Summary: Written as a letter to the author’s 15-year-old son as he grieved about the non-indictment of the killer of Michael Brown, Between the World and Me contains autobiography, explorations for all Americans about race, and the sort of advice we all wished we got at age 15 about how to live a rich and fulfilling life.

As a librarian, I loved these descriptions of how Coates learned while at Howard University (also known as The Mecca):

I needed more books. At Howard University, one of the greatest collections of books could be found in the Moorland-Spingarn Research Center, where your grandfather once worked. Moorland held archives, papers, collections, and virtually any book ever written by or about black people. For the most significant portion of my time at The Mecca, I followed a simple ritual. I would walk into the Moorland reading room and fill out three call slips for three different works. I would take a seat at one of these long tables. I would draw out my pen and one of my black-and-white composition books. I would open the books and read, while filling my composition books with notes on my reading, new vocabulary words, and sentences of my own invention. p. 46

I was made for the library, not the classroom. The classroom was a jail of other people’s interests. The library was open, unending, free. Slowly, I was discovering myself. p. 48

Thoughts: I heard Ta-Nehisi Coates on the radio twice this week. Fresh Air and The Diane Rehm Show both rebroadcast interviews with him from earlier in the year. I suspect they selected his interviews for rebroadcast for two reasons. One, Between the World and Me won the National Book Award for nonfiction in 2015 so honoring this book is a good end-of-year activity. Two, the issues that Coates discussed in his book and interviews about it are relevant, always and again, this week when it was announced that the officer who killed 12-year-old Tamir Rice would not be indicted by a Cleveland Grand Jury.
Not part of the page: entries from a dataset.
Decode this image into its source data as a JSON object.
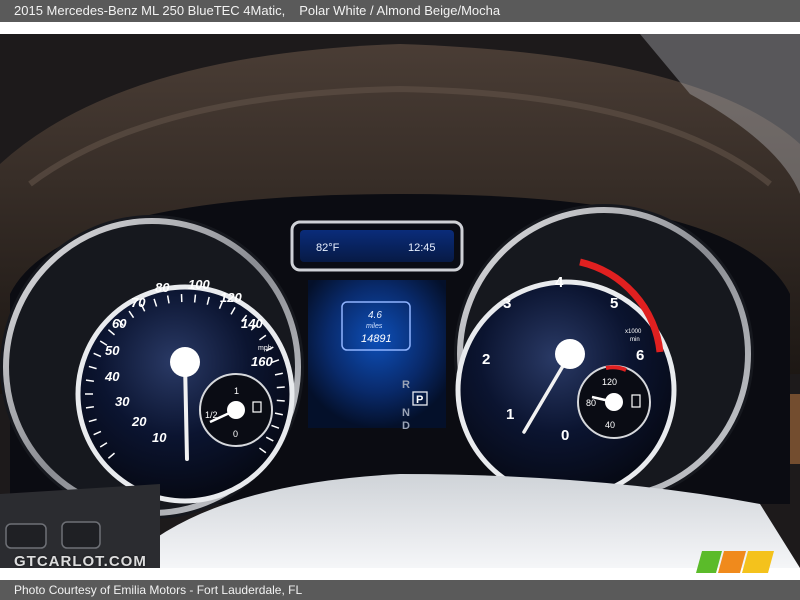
{
  "header": {
    "title": "2015 Mercedes-Benz ML 250 BlueTEC 4Matic,",
    "colors": "Polar White / Almond Beige/Mocha"
  },
  "footer": {
    "credit": "Photo Courtesy of Emilia Motors - Fort Lauderdale, FL"
  },
  "watermark": {
    "text": "GTCARLOT.COM"
  },
  "dashboard": {
    "display": {
      "temperature": "82°F",
      "time": "12:45",
      "trip": "4.6",
      "trip_unit": "miles",
      "odometer": "14891"
    },
    "gear_selector": {
      "r": "R",
      "n": "N",
      "d": "D",
      "p": "P"
    },
    "speedometer": {
      "ticks": [
        "10",
        "20",
        "30",
        "40",
        "50",
        "60",
        "70",
        "80",
        "100",
        "120",
        "140",
        "160"
      ],
      "unit": "mph"
    },
    "fuel_gauge": {
      "full": "1",
      "half": "1/2",
      "empty": "0"
    },
    "tachometer": {
      "ticks": [
        "1",
        "2",
        "3",
        "4",
        "5",
        "6"
      ],
      "zero": "0",
      "unit_top": "x1000",
      "unit_bottom": "min"
    },
    "coolant_gauge": {
      "high": "120",
      "mid": "80",
      "low": "40"
    }
  },
  "colors": {
    "bar": "#5a5a5a",
    "accent_blue": "#3aa0ff",
    "redline": "#e02020"
  }
}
From Between the World and Me:

At this moment the phrase “police reform” has come into vogue, and the actions of our publicly appointed guardians have attracted attention presidential and pedestrian. You may have heard the talk of diversity, sensitivity training, and body cameras. These are all fine and applicable, but they understate the task and allow the citizens of this country to pretend that there is a real distance between their own attitudes and those of the ones appointed to protect them. The truth is that the police reflect America in all of its will and fear, and whatever we might make of this country’s criminal justice policy, it cannot be said that it was imposed by a repressive minority. The abuses that have followed from these policies—the sprawling carceral state, the random detention of black people, the torture of suspects—are the product of democratic will.  pp. 78, 79.

If dead 12-year-olds at the hands of police officers is not what we want, than it’s high time to envision a different sort of policing, one that imposes our will that America be something greater than our fears. Personally, I like the vision provided by this video where British police use their training, colleagues, and time (not guns) to safely disarm a machete-wielding man.  And, I like the vision that is represented by the Campaign Zero project. As a 50-something white woman, I want to express courage rather than fear and say, loudly, that I want the justice system that operates in my name to be different than it is because I believe that it can be better than it is.

When I’m discouraged by what appears to be little progress in the year since the death of Tamir Rice, I find this mostly bleak passage oddly uplifting:

The fact of history is that black people have not—probably no people have ever—liberated themselves strictly through their own efforts. In every great change in the lives of African Americans we see the hand of events that were beyond our individual control, events that were not unalloyed goods. You cannot disconnect our emancipation in the Northern colonies from the blood spilled in the Revolutionary War, any more than you can disconnect our emancipation from slavery in the South from the charnel houses of the Civil War, any more than you can disconnect our emancipation from Jim Crow from the genocides of the Second World War. History is not solely in our hands. And still you are called to struggle, not because it assures you victory but because it assures you an honorable and sane life. pp. 96, 97.

That call to struggle rings true for Ta-Nehisi Coates, for his son, and for me.

Appeal: For all Americans (that’s why it won the National Book Award).

Have you read this book? What did you think?